I've watched Superman 2025 and Knights of the Seven Kingdoms and I've still got water to flood the pool outside. I had the best Christmas last year, since I was in school. I live in one of the richest countries in the world with parents that can offer me more than money can give. Parents. I used to think I was Bruce Wayne when I'm a Clark Kent smiling in a mine of kryptonite. A Ser Duncan of season one, I've been pommelled into the mud. It took beatings to get here, but I got up on this Friday the 13th. The person who I believed to threaten my pride, instead gifted me the answer I needed for humility. I saw myself reflected in a shared poem, Alone by Edgar Allan Poe. That's when it rained.
I've predicted the weather ever since I was a kid. The playtime of loneliness looked at skies, just to stay put when showers were predicted. When I was to be cleaned, I screamed instead. Toy Story was my shelter, The Aristocats too yet I still yelp in mind when the butler steals my friends! Maybe screaming was and is a way to communicate with mum that I need to be back inside the comfort zone, snuggled next to my first home. My screams always predicted tears and fears fountained only Batman, Spider-Man, Woody, or Theodore my first teddy would comfort. My mother would soothe me with eyes only a sister could share. My mum, no cumulonimbus, or so I thought. Only mine felt the capacity to hold clouds, but I recall the Brown Lake of Stradbroke Island. It's hard to see dark clouds with a brown cow's nose for a pupil's surrounds.

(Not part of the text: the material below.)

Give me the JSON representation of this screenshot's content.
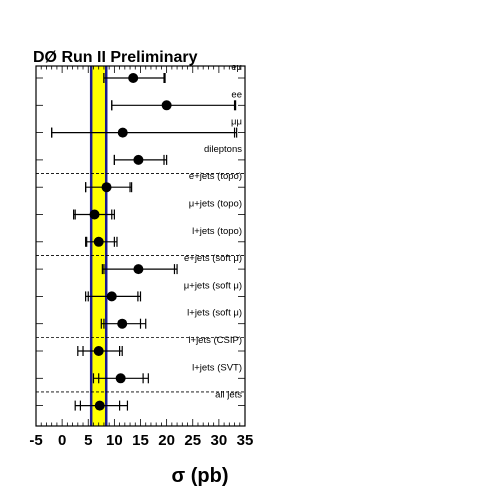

It rained today. My mother wasn't here. The mirrors of my nan's old bathroom occasionally holds my house's company. The Man in Black. The same old parted hair from Woody's times. My kryptonite speaks with me everyday. I let them beat me with their face, arms and legs. They're still very alien but I let them live. I pull from any retaliation. When I listen, profound circumstances begin that may as well be dreams. It's a jazz night date, an encouragement to help finish assignments. Four dollar friends, conversation withstanding that I initiated. A conversation with an ibis. "I put the first homosexual on the moon," from my fresh annual Easter Sunday Facebook profile. The doctor who first examined my handheld form fumbled his phone in the appointment room. Hair cuts of shoulder length distance from the past. Red hair. Short hair. A theatre audition, where I scream again with breath shakes and no tears. A poem:
It rained today.
It was blue.
A plane passed.
"I'm not a toy,"
I scream alone.
I won't ever stop screaming as I scream I'm listening. I've been predicted as high when I was listening. I'm in my head as the next bloke who allegedly said he lost his phone. Yet, I find I'm the one who cries as I'm home only to let myself steam. I don't want to be alone. I rid myself of poems - the folks - I write about that way. My best work is when I notice a gesture of a samaritan or find something amusing. I can't steam anymore. Maybe I should breathe more. I'm asthmatic and had croup once. Apparently it can be described as drowning. I can't remember being sick like this but if someone were to say, "We all arrive in the world screaming," I can confidently respond, "So what if it rains? We're breathing."
All thanks to Dexamfetamine and an ecstatic reflection of What If It Rains by Phoebe Purtill.